Predictably, the faux sophisticates expressed shock:
These comments drew sharp criticism yesterday from opponents of the theory, who said there is no scientific evidence to support it and no educational basis for teaching it.

Much of the scientific establishment says that intelligent design is not a tested scientific theory but a cleverly marketed effort to introduce religious -- especially Christian -- thinking to students. Opponents say that church groups and other interest groups are pursuing political channels instead of first building support through traditional scientific review.

Those on the 'blogosphere' were outraged as well.
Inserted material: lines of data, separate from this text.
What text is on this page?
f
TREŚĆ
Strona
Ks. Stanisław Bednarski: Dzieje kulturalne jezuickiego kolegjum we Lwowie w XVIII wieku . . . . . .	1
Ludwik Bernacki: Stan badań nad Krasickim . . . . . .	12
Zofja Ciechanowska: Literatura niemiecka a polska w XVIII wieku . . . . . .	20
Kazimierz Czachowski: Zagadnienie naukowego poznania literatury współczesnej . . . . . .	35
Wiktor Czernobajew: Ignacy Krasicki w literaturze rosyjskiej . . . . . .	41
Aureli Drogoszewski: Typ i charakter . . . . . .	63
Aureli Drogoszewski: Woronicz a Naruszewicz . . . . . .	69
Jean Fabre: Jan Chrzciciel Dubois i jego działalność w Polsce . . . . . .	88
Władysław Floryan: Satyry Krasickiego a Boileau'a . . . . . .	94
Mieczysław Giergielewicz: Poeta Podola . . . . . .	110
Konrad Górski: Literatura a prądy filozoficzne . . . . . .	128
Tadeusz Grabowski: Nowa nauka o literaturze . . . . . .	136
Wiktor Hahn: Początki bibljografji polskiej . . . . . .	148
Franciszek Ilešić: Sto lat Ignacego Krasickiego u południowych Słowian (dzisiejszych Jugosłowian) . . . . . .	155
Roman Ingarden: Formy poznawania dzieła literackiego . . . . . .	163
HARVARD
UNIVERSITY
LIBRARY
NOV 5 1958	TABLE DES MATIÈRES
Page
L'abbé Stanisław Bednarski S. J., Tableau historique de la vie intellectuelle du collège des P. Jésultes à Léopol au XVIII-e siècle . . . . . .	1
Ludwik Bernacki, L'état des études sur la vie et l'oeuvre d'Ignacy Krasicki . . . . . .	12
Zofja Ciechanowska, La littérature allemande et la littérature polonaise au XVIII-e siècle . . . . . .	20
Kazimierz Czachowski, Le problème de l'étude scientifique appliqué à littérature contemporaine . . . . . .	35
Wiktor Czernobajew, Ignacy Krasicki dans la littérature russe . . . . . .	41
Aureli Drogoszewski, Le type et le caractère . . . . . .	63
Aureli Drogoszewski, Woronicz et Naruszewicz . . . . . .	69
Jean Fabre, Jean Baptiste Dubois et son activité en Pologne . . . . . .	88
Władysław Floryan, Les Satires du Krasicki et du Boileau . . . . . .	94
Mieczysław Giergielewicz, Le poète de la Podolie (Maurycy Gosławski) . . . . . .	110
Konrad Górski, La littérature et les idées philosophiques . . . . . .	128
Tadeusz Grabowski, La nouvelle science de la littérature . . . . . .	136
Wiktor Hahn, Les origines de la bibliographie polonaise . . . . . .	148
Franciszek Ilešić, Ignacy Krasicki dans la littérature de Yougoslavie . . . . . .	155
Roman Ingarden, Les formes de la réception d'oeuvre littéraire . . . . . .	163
There has been these much fuss and bluster in some time. I'm glad to see it.


Chuck Anziulewicz said...

So now Bush has thrown in with those who think that "intelligent design" should be taught alongside evolution in the nation's schools. OK. But why stop there?
While the science teacher is at it, he might make the study of astronomy more poetic by including the theory that the sun is not a frighteningly impersonal thermonuclear furnace but actually the flaming chariot of Phoebus Apollo streaking across the sky.
Or he might calm the students' fears of being adrift in a soulless universe by casting aside all this Copernican nonsense and admitting that, as any fool can see just by looking up, the Earth stands still and the sun, moon and stars revolve around us, er, it.
And in civics class, why limit students to an understanding of representative democracy, checks and balances and the rule of law? What about equal time for fascism? It's clearly a less complicated, more efficient system of government, one that dispenses with such bothersome notions as elections, free speech and minority rights.
History? Make sure all those open-minded students hear that we never landed on the moon, President Kennedy was killed by the CIA and the Nazis couldn't possibly have killed 6 million Jews.
All in the name of "critical thinking."

Anonymous said...


Nothing of what you said above proves that intelligent design is not credible. If evolution is correct and true, it should have nothing to fear from scrutiny. What's interesting about all of this is that years after the Scopes trial, the scenario has been reversed and now it is the faith of Darwinists which is being challenged and the Darwinists and their laity can't stand it. Again, if evolution is trully and wholly scientific, it will not fear scrutiny.